Enterprise social networking is taking off globally as businesses of all sizes see how it promotes employee collaboration and communication across departments, geographies, and areas of expertise. Instead of using email, employees have discovered that profiles, status updates, real-time feeds, filters and groups offer a better way to consume, share and manage information. In fact, Gartner predicts that within four years, social media will replace email in 20 percent of all businesses.

The paradigms pioneered by social networking sites transfer well to the workplace: Instead of following @apluskor @cnn, you follow people on your team, the activity in your top customer accounts, new marketing campaigns, time-sensitive projects, and critical business documents. You’re able to gain the insights you need from a real-time feed — all within a completely secure and private environment. And because these new social tools are based on the Web, you can access them from anywhere, whether you’re on your Mac, iPad 2 or Droid.

What’s great about enterprise social networking is that everyone already knows how to do it. But remember, this is the workplace we’re talking about. So no posting last weekend’s party pictures or sharing updates about your family. Instead, the key is using social networking features to transform the way you work.

Here are 5 tips for enterprise social networking to help guide you to success:

1.       Ensure executive buy-in and enlist champions.
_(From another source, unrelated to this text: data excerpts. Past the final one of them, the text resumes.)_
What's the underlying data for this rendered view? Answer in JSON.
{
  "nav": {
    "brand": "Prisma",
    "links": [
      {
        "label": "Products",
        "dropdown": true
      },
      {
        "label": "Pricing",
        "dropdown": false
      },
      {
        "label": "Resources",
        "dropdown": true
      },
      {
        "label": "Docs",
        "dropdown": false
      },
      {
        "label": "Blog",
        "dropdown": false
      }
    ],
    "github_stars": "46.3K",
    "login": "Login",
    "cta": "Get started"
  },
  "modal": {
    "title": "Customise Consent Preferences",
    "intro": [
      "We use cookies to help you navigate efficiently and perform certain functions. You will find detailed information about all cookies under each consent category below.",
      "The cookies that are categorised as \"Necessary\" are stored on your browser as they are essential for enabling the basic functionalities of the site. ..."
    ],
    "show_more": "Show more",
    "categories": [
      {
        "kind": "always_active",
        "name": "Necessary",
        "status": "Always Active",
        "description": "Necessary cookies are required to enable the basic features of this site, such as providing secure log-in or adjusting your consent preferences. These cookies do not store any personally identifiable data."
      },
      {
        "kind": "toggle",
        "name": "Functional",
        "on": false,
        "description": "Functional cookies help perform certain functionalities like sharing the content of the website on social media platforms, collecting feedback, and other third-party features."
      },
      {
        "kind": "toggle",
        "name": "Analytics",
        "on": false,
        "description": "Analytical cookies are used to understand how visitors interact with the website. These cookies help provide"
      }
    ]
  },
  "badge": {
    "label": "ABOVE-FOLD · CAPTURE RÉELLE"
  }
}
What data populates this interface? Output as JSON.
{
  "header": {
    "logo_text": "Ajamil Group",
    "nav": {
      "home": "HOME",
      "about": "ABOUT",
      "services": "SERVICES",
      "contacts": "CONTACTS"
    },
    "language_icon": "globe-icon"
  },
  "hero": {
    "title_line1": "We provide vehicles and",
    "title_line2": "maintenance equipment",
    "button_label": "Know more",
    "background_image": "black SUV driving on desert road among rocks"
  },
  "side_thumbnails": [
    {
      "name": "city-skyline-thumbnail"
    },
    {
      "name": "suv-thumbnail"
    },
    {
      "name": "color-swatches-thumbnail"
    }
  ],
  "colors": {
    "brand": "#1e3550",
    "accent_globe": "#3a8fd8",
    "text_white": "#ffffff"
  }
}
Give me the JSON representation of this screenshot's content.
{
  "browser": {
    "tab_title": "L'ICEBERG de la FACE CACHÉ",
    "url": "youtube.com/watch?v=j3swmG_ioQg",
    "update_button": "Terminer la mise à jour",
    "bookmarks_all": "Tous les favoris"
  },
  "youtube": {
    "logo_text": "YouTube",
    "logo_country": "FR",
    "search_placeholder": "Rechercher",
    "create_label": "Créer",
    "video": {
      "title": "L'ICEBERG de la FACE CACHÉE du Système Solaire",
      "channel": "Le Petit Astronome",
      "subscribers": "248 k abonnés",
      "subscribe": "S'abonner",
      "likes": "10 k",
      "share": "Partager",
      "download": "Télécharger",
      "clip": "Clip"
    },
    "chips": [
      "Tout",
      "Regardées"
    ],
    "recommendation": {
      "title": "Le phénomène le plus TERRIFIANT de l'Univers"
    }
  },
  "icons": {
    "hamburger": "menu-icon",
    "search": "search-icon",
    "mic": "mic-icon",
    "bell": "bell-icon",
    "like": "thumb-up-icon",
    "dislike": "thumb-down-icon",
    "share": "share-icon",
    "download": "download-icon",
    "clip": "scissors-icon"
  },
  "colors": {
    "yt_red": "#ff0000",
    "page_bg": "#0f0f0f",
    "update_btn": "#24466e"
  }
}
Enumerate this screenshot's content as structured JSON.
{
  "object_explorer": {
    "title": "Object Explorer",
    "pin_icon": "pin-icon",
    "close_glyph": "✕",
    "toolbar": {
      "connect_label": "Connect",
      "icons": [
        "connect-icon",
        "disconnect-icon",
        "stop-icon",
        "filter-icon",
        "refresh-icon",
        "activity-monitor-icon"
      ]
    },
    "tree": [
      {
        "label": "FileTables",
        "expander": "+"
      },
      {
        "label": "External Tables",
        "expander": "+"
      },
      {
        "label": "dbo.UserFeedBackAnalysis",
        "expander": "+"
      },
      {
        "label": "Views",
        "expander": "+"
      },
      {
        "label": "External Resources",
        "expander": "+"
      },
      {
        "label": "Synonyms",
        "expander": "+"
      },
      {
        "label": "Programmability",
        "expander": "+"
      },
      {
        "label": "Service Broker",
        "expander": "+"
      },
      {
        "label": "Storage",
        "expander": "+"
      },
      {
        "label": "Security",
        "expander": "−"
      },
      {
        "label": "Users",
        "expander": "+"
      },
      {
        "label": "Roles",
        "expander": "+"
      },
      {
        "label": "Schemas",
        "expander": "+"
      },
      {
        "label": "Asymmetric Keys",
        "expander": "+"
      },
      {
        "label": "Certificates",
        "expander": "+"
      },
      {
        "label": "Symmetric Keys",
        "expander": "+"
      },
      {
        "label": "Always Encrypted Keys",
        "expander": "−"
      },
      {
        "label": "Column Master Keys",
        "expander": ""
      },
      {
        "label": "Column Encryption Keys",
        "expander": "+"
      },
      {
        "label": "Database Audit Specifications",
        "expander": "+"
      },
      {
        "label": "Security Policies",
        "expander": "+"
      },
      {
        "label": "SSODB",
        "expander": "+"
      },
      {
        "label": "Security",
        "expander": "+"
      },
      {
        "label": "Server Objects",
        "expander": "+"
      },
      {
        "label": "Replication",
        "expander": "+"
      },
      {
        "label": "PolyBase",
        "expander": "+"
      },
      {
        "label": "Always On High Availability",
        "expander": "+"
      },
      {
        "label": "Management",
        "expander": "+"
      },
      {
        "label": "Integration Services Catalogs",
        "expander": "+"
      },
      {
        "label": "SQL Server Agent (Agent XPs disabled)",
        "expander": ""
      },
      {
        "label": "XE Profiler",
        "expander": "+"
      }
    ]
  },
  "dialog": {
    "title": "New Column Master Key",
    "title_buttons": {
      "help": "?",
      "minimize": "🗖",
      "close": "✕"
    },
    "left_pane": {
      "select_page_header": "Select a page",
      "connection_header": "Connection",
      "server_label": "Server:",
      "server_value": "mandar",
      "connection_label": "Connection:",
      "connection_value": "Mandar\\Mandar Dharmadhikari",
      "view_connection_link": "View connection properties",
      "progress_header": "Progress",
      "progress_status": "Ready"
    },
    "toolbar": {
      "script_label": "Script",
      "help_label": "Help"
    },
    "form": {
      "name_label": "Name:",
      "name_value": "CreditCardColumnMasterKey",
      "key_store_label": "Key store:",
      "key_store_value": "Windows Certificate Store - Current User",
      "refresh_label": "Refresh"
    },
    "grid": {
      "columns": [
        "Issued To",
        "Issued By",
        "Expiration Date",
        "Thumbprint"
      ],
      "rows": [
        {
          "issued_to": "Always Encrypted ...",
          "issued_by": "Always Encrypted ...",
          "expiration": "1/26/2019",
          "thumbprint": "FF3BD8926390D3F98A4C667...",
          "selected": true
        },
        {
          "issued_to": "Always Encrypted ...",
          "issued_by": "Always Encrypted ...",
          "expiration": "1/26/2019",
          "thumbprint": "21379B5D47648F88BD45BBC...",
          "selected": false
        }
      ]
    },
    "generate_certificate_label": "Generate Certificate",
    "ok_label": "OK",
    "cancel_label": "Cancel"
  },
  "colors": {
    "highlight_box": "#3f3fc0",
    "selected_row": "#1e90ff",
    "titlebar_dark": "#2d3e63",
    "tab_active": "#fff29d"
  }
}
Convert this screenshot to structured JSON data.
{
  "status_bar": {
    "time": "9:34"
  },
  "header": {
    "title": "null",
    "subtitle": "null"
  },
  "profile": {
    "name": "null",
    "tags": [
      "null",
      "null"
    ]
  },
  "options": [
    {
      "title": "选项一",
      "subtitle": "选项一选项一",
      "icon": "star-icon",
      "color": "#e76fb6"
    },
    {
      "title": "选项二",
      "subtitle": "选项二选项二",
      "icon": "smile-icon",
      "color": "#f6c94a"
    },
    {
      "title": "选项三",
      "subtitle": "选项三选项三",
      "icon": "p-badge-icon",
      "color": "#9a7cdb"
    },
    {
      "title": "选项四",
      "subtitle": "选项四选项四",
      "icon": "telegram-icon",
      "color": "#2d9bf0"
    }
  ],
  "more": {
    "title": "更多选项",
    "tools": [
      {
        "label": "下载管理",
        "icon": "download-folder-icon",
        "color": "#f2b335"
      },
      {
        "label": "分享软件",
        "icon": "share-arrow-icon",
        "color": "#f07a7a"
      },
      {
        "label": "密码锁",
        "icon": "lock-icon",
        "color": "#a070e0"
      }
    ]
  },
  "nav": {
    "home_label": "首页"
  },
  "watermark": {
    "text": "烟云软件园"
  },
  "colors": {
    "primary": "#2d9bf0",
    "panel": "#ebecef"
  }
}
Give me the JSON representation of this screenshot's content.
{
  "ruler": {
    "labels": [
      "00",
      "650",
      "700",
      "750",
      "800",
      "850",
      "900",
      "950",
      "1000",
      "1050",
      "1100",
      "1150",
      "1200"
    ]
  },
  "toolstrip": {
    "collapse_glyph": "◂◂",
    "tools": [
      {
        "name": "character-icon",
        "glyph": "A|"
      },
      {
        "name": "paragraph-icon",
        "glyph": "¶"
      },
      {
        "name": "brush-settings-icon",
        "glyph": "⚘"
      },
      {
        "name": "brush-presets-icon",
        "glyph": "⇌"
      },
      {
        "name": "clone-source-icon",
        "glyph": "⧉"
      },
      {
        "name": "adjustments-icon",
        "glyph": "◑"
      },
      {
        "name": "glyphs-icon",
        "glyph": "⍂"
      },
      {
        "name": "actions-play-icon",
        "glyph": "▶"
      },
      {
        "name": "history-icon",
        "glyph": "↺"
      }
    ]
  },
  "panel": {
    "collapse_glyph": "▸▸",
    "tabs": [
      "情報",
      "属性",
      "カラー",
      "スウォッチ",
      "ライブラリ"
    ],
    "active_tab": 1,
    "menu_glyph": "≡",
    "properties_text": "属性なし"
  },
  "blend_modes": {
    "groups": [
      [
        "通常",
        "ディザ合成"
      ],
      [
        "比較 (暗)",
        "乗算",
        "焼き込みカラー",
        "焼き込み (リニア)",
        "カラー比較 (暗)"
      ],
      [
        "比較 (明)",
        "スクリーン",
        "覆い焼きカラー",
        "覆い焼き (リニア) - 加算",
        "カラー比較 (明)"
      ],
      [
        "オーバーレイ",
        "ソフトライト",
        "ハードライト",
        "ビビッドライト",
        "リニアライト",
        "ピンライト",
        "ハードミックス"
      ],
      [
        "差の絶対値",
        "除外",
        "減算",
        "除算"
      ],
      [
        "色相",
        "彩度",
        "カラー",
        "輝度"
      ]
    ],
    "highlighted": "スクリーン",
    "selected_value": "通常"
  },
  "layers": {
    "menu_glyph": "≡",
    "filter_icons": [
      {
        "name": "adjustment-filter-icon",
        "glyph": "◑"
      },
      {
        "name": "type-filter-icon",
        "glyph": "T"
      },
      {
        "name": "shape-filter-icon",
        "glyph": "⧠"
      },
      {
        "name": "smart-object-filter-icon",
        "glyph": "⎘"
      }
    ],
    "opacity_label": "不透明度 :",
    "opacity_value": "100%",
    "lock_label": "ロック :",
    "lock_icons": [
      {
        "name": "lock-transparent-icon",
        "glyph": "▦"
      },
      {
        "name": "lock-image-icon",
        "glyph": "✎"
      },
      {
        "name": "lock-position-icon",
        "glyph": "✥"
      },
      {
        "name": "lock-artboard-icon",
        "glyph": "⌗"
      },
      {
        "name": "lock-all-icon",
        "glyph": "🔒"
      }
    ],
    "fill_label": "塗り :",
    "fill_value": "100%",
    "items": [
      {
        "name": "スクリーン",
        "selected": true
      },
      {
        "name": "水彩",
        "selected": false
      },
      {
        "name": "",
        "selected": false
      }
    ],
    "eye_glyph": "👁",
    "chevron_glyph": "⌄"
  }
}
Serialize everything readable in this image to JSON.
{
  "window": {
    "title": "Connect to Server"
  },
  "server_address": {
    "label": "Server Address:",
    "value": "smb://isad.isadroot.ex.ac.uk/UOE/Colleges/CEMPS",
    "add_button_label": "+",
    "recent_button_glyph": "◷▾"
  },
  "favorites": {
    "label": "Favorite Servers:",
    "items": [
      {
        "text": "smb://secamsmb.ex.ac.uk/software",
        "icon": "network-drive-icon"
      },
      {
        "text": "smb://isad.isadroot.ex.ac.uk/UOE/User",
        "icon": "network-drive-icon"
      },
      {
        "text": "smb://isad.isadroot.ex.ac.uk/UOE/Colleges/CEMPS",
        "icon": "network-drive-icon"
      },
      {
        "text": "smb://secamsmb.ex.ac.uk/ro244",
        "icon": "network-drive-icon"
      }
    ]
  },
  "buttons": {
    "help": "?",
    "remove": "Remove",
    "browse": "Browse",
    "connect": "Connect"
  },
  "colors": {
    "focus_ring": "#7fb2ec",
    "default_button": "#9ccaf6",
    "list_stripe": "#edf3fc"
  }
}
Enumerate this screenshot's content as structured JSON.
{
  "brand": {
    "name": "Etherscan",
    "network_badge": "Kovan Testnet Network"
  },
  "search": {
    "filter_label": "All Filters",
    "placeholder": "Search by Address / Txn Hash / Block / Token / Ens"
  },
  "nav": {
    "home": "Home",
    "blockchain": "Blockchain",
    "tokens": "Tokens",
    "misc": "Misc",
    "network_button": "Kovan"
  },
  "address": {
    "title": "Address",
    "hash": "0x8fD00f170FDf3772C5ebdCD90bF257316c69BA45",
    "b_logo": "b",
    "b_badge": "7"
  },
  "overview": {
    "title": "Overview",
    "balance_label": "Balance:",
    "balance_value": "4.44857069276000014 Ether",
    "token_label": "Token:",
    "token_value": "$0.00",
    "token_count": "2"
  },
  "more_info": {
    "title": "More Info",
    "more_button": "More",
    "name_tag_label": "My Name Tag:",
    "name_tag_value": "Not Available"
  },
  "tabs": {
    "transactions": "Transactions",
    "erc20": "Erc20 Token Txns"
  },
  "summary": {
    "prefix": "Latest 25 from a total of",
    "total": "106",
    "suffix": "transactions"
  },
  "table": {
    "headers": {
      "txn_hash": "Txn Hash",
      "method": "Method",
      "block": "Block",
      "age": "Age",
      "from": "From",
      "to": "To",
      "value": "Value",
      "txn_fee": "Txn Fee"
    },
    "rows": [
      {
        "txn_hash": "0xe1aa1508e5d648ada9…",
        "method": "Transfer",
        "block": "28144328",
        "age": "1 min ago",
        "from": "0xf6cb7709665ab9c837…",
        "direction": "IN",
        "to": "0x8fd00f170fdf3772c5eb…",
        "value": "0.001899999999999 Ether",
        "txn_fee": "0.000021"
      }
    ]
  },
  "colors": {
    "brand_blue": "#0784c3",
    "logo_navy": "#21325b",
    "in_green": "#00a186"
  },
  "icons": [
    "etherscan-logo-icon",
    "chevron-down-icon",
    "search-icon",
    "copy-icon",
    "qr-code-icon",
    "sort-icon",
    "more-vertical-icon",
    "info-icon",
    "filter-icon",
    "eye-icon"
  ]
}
Enterprise social networking is a radical yet necessary change for our email-centric cultures. Whether the decision to deploy this technology comes from the top or is driven by employee demand, it takes commitment from leadership to get everyone participating. The good news: many top executives are looking to transform their culture and flatten the organization, making it easy to get the executive support you need.

2.       Spell out etiquette. Remind employees that you’re still in a corporate environment. Develop guidelines for employees, such as keeping profile pictures professional and updates focused on work. While it may seem obvious, you don’t want to be surprised.

3.       Make it available to every employee, everywhere. The more people in your company participate with the product, the more valuable and useful the product becomes.  Also, in today’s world, accessibility and choice are key to adoption, whether via a browser, desktop, or mobile app. Conversations and productivity will increase when everyone has access from any device, anywhere.

4.       Be selective. You may accept every friend request on Facebook and retweet at every opportunity, but workplace productivity is not a popularity contest.  Be selective with who and what you follow at work. Keep your feed meaningful – follow documents that are crucial, colleagues who provide valuable perspectives, and company leaders for insight on corporate objectives. Focus on the information that will help you do your job better.

5.       Set goals from the start. The overarching benefit of workforce collaboration is to improve productivity, so determine how you will map this value to business objectives. For example, determine how to measure productivity gains from fewer meetings, access to information, reduction in email usage or through improved collaboration on sales leads, customer projects or marketing campaigns.

Enterprise social networking can revolutionize the way we work. It offers the same benefits that come from large-scale collaboration on sites like Facebook and Twitter, but with the advantage of adding business context and enterprise security. By eliminating productivity barriers erected by yesterday’s technologies, we’re creating a collaborative environment that can inspire us to engage, innovate, and strengthen our workplace.